Editors at National Review Online highlight a disturbing problem for the Democratic Party.

Last week, pro-Palestinian demonstrators trolled the streets of New York and Los Angeles to terrorize and attack Jews. Such outbreaks of violence, perpetrated under the guise of “anti-Zionism,” are commonplace in Europe and the Middle East. It would be an unmitigated tragedy if such political violence were to become the norm in the United States.

Anti-Jewish attacks did not spring forth in a vacuum.

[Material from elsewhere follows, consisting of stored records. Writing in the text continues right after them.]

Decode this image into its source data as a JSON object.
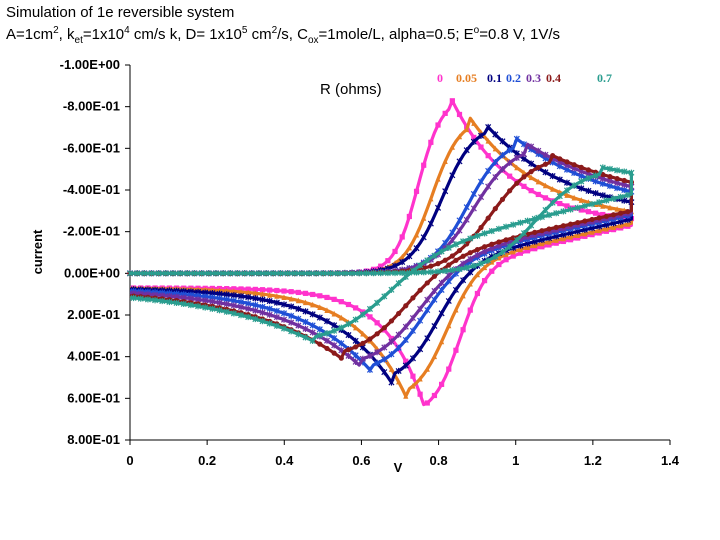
{
  "title": {
    "line1": "Simulation of 1e reversible system",
    "line2_parts": [
      {
        "text": "A=1cm",
        "style": "normal"
      },
      {
        "text": "2",
        "style": "sup"
      },
      {
        "text": ", k",
        "style": "normal"
      },
      {
        "text": "et",
        "style": "sub"
      },
      {
        "text": "=1x10",
        "style": "normal"
      },
      {
        "text": "4",
        "style": "sup"
      },
      {
        "text": " cm/s k, D= 1x10",
        "style": "normal"
      },
      {
        "text": "5",
        "style": "sup"
      },
      {
        "text": " cm",
        "style": "normal"
      },
      {
        "text": "2",
        "style": "sup"
      },
      {
        "text": "/s, C",
        "style": "normal"
      },
      {
        "text": "ox",
        "style": "sub"
      },
      {
        "text": "=1mole/L, alpha=0.5; E",
        "style": "normal"
      },
      {
        "text": "o",
        "style": "sup"
      },
      {
        "text": "=0.8 V, 1V/s",
        "style": "normal"
      }
    ]
  },
  "chart_data": {
    "type": "line",
    "xlabel": "V",
    "ylabel": "current",
    "legend_title": "R (ohms)",
    "legend_position": "top-right",
    "xlim": [
      0,
      1.4
    ],
    "ylim": [
      -1.0,
      0.8
    ],
    "y_reversed": true,
    "x_ticks": [
      "0",
      "0.2",
      "0.4",
      "0.6",
      "0.8",
      "1",
      "1.2",
      "1.4"
    ],
    "y_ticks": [
      "-1.00E+00",
      "-8.00E-01",
      "-6.00E-01",
      "-4.00E-01",
      "-2.00E-01",
      "0.00E+00",
      "2.00E-01",
      "4.00E-01",
      "6.00E-01",
      "8.00E-01"
    ],
    "grid": false,
    "series": [
      {
        "name": "0",
        "color": "#ff33cc",
        "marker": "square",
        "anodic_peak": {
          "x": 0.83,
          "y": -0.85
        },
        "cathodic_peak": {
          "x": 0.77,
          "y": 0.68
        },
        "end": {
          "x": 1.3,
          "y": -0.23
        }
      },
      {
        "name": "0.05",
        "color": "#e67e22",
        "marker": "triangle",
        "anodic_peak": {
          "x": 0.88,
          "y": -0.75
        },
        "cathodic_peak": {
          "x": 0.72,
          "y": 0.61
        },
        "end": {
          "x": 1.3,
          "y": -0.24
        }
      },
      {
        "name": "0.1",
        "color": "#000080",
        "marker": "cross",
        "anodic_peak": {
          "x": 0.92,
          "y": -0.72
        },
        "cathodic_peak": {
          "x": 0.68,
          "y": 0.53
        },
        "end": {
          "x": 1.3,
          "y": -0.26
        }
      },
      {
        "name": "0.2",
        "color": "#1f4fd6",
        "marker": "x",
        "anodic_peak": {
          "x": 1.0,
          "y": -0.65
        },
        "cathodic_peak": {
          "x": 0.63,
          "y": 0.48
        },
        "end": {
          "x": 1.3,
          "y": -0.28
        }
      },
      {
        "name": "0.3",
        "color": "#7030a0",
        "marker": "asterisk",
        "anodic_peak": {
          "x": 1.03,
          "y": -0.62
        },
        "cathodic_peak": {
          "x": 0.6,
          "y": 0.45
        },
        "end": {
          "x": 1.3,
          "y": -0.29
        }
      },
      {
        "name": "0.4",
        "color": "#8b1a1a",
        "marker": "circle",
        "anodic_peak": {
          "x": 1.09,
          "y": -0.57
        },
        "cathodic_peak": {
          "x": 0.55,
          "y": 0.41
        },
        "end": {
          "x": 1.3,
          "y": -0.3
        }
      },
      {
        "name": "0.7",
        "color": "#2a9d8f",
        "marker": "plus",
        "anodic_peak": {
          "x": 1.22,
          "y": -0.51
        },
        "cathodic_peak": {
          "x": 0.48,
          "y": 0.33
        },
        "end": {
          "x": 1.3,
          "y": -0.38
        }
      }
    ],
    "legend_entries": [
      {
        "label": "0",
        "color": "#ff33cc"
      },
      {
        "label": "0.05",
        "color": "#e67e22"
      },
      {
        "label": "0.1",
        "color": "#000080"
      },
      {
        "label": "0.2",
        "color": "#1f4fd6"
      },
      {
        "label": "0.3",
        "color": "#7030a0"
      },
      {
        "label": "0.4",
        "color": "#8b1a1a"
      },
      {
        "label": "0.7",
        "color": "#2a9d8f"
      }
    ]
  }
}
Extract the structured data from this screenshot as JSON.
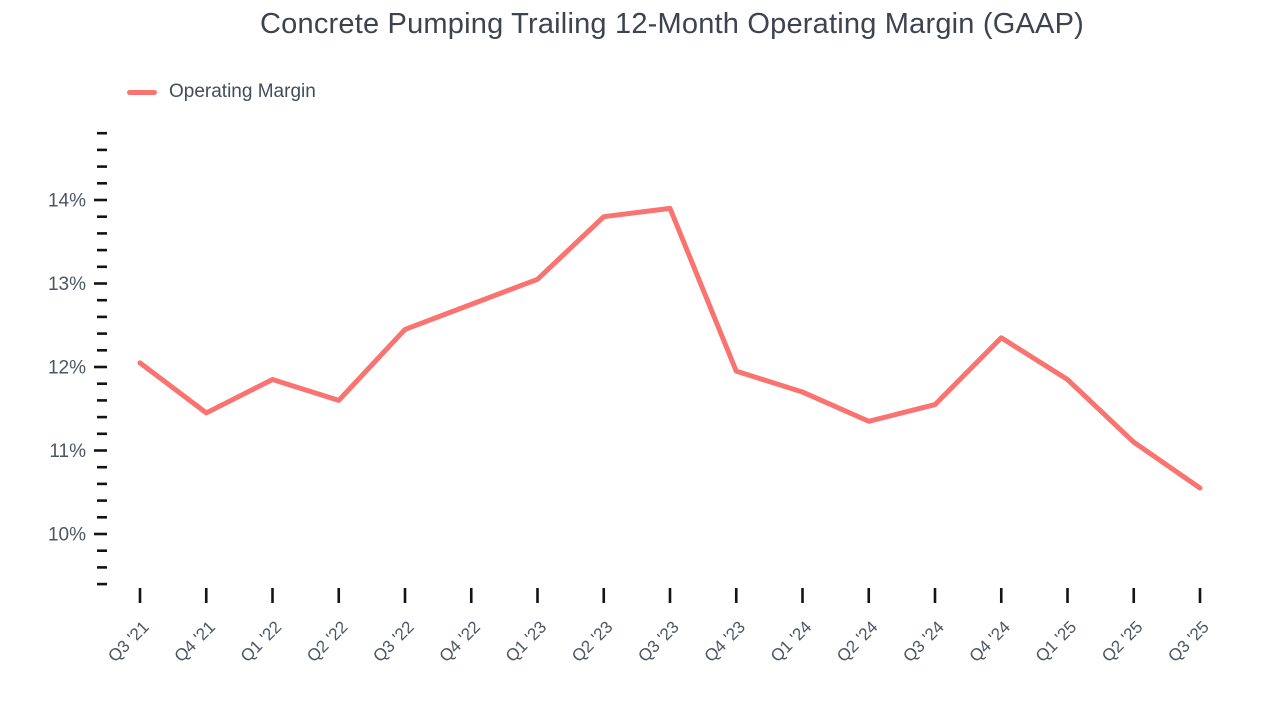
{
  "title": "Concrete Pumping Trailing 12-Month Operating Margin (GAAP)",
  "legend": {
    "series_label": "Operating Margin"
  },
  "colors": {
    "line": "#F97471",
    "tick": "#141414",
    "axis_label": "#4d5565",
    "title_text": "#3d4350"
  },
  "chart_data": {
    "type": "line",
    "title": "Concrete Pumping Trailing 12-Month Operating Margin (GAAP)",
    "categories": [
      "Q3 '21",
      "Q4 '21",
      "Q1 '22",
      "Q2 '22",
      "Q3 '22",
      "Q4 '22",
      "Q1 '23",
      "Q2 '23",
      "Q3 '23",
      "Q4 '23",
      "Q1 '24",
      "Q2 '24",
      "Q3 '24",
      "Q4 '24",
      "Q1 '25",
      "Q2 '25",
      "Q3 '25"
    ],
    "series": [
      {
        "name": "Operating Margin",
        "values": [
          12.05,
          11.45,
          11.85,
          11.6,
          12.45,
          12.75,
          13.05,
          13.8,
          13.9,
          11.95,
          11.7,
          11.35,
          11.55,
          12.35,
          11.85,
          11.1,
          10.55
        ]
      }
    ],
    "unit": "%",
    "ylim": [
      9.4,
      14.8
    ],
    "ytick_step": 0.2,
    "ytick_label_values": [
      10,
      11,
      12,
      13,
      14
    ],
    "ytick_labels": [
      "10%",
      "11%",
      "12%",
      "13%",
      "14%"
    ],
    "xlabel": "",
    "ylabel": "",
    "grid": false,
    "legend_position": "top-left"
  }
}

Increasingly, the American Left has gone beyond mere criticism of the Jewish State (of the sort that is made against other nations) and adopted the kind of virulent strain of anti-Israel rhetoric that was once mercifully relegated to far-left college campuses.

In this environment, Squad members Ilhan Omar, Alexandria Ocasio-Cortez, and Rashida Tlaib can falsely accuse Israel of being an “apartheid state” and of employing U.S. military aid to target civilians and children — a new spin on an old blood libel — and experience almost no rebuke from their own party.

The intense opprobrium saved for Israel, and spared authoritarian nations such as China and Iran, betrays the progressive left’s moral corruption. And rather than react in dismay, New York Times progressive columnist Michelle Goldberg lamented that attacks on Jews might undermine the Palestinian political cause. Rather than distance themselves from violence conducted by their allies, former Bernie Sanders surrogate Amer Zahr implored progressives in a video and tweet to “stop condemning anti-Semitism.” He said, “You are not helping. You are playing their games. It’s a distraction.” Instead, he urged followers to say, “Free Palestine — and nothing else!”

Zahr needn’t worry. Most progressive politicians who did bother denouncing the recent wave of violence against Jews diluted their rebukes by also condemning rising Islamophobia, creating the impression that advocates of both sides of the Israeli–Palestinian debate were engaging in violence — which is, needless to say, a myth.